Vervolgens overweegt de CRvB voor de zorgverlener dat hij direct financiële gevolgen ondervindt door de voorwaarde in het besluit dat het pgb niet bij hem mag worden besteed. Die gevolgen vloeien niet uitsluitend voort uit de contractuele relatie die hij heeft met zijn cliënt. Daarom is hij toch belanghebbende.

Ook in de zaak over de verzekeringsmaatschappij concludeert de CRvB dat sprake is van een belanghebbende. Daarbij acht de CRvB van belang dat de betalingsverplichting voor de verzekeringsmaatschappij, als garantsteller, jegens het Uwv direct voortvloeit uit artikel 84 lid 2 Wet WIA en niet (slechts) uit de garantstellingsovereenkomst. Dit brengt met zich dat de garantsteller een zelfstandig eigen belang heeft dat rechtstreeks bij het uitkeringsbesluit is betrokken.

Iets nieuws onder de zon?

De onderhavige uitspraken geven, zoals gezegd, slechts toepassing aan één van de vijf door de raadsheer A-G gegeven vuistregels. Gelet op de bestaande rechtspraak van de CRvB is deze benadering niet geheel nieuw, maar over de invulling ervan bestaat nu wel meer duidelijkheid. De CRvB aanvaardde namelijk al dat een werkgever als zogenoemde 'categoraal belanghebbende' kan worden aangemerkt bij een toekenning van een uitkering aan een van zijn werknemers. Achtergrond daarvan zijn de financiële verplichtingen die daaruit voor de werkgever kunnen voortvloeien (zie de conclusie van de raadsheer A-G onder 6.3-6.4 en 6.7). Op deze manier heeft de werkgever dus een eigen belang, los van de contractuele relatie met de werknemer.
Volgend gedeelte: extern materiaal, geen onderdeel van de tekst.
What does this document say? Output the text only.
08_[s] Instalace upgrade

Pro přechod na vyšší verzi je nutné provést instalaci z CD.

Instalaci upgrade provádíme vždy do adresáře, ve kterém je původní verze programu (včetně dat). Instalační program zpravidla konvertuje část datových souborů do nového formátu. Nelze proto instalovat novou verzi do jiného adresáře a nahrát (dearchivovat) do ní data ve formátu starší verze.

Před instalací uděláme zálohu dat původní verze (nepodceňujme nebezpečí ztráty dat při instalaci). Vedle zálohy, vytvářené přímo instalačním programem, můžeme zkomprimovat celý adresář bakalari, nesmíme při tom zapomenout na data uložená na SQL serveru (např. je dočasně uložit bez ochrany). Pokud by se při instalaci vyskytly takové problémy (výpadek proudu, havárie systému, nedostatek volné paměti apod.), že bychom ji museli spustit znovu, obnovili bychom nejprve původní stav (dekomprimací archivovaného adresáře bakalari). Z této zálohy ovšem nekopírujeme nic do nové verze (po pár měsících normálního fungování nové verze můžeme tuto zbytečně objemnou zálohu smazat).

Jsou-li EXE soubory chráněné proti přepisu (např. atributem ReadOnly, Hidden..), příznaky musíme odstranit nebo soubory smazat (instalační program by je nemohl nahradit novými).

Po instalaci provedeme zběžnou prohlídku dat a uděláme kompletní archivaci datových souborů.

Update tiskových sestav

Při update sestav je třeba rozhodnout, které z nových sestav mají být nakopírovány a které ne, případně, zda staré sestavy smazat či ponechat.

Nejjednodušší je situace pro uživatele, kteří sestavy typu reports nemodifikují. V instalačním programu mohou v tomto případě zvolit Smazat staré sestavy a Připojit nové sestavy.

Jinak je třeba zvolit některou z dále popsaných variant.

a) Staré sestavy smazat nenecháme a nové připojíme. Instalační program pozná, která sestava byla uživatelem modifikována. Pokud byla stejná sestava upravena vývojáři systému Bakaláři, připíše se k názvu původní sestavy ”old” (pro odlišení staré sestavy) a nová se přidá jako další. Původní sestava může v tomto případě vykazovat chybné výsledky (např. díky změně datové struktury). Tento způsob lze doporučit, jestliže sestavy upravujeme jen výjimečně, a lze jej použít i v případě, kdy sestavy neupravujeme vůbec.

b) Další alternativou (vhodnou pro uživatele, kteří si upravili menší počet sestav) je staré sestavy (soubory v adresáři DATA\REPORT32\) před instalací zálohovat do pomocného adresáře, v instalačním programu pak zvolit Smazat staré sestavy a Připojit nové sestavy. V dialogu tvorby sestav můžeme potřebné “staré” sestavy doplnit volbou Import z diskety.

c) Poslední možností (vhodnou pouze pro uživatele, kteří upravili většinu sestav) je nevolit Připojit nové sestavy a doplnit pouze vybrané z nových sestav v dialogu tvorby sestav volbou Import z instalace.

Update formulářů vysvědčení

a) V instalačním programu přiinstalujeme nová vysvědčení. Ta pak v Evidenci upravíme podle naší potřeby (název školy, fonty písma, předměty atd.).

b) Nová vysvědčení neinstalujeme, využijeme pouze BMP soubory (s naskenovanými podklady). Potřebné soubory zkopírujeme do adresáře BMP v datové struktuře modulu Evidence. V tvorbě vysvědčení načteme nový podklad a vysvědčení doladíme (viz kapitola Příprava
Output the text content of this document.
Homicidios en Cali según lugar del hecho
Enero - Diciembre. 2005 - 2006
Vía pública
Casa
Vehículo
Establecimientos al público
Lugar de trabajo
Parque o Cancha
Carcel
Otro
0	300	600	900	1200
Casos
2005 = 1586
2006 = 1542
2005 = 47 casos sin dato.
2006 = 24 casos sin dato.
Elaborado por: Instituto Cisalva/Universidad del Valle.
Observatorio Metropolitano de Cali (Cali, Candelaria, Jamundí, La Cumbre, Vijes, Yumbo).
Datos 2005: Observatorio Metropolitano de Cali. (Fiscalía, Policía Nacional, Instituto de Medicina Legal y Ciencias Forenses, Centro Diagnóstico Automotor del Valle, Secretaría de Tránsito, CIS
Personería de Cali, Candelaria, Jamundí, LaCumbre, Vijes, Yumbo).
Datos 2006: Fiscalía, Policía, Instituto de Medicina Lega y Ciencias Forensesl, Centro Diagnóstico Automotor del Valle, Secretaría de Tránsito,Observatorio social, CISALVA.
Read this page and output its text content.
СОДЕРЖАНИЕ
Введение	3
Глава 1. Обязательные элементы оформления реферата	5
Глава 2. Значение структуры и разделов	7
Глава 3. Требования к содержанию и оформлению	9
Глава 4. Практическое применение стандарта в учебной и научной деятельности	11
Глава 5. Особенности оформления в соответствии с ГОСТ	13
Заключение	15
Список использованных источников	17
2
Ook in de rechtspraak van de Afdeling bestuursrechtspraak van de Raad van State (ABRvS) en het College van Beroep voor het bedrijfsleven (CBb) wordt onder omstandigheden al geaccepteerd dat een derde die naast de contractuele relatie een zelfstandig eigen belang heeft, belanghebbende is. Bijvoorbeeld in het geval dat de mogelijkheid bestaat dat het besluit een aan een zakelijk of fundamenteel recht ontleend eigen belang schaadt (zie conclusie raadsheer A-G onder 6.34). De onderhavige uitspraken laten zien dat ook de CRvB genegen is om in andere gevallen dan bij de werkgever als categoraal belanghebbende, een zelfstandig eigen belang aan te nemen. Dat neemt niet weg dat moet worden afgewacht of de CRvB ook bij de mogelijke aantasting van een aan een zakelijk of fundamenteel recht ontleend belang belanghebbendheid aanneemt. Voor zover het fundamentele rechten betreft, geldt dat overigens ook voor het CBb.

Hoe nu verder?

Interessant is om in de gaten te houden hoe de hoogste bestuursrechters zullen omgaan met de andere vuistregels. Dat geldt vooral voor de CRvB, die tot nog toe de meest strenge lijn voert. Met name zal interessant zijn of de CRvB de tweede vuistregel overneemt die inhoudt dat afgeleid belang niet aan de derde moet worden tegengeworpen als zijn belang bij een besluit materieel niet parallel loopt met dat van de eerstbetrokkene. De rechtspraak van de ABRvS en het CBb zijn al min of meer in lijn met de overige vuistregels. Vuistregel vijf is in het bijzonder nog van belang voor de ABRvS. Deze vuistregel houdt in dat in plaats van de verwevenheidscorrectie die in de rechtspraak van de ABRvS soms wordt toegepast om de bestuurder/enig aandeelhouder als belanghebbende aan te merken als alleen hij en niet de vennootschap zelf beroep tegen het besluit heeft ingesteld, dat beroep moet worden toegerekend aan de vennootschap. Kortom, het is afwachten in hoeverre de hoogste bestuursrechters de andere door de raadsheer A-G gegeven vuistregels zullen overnemen.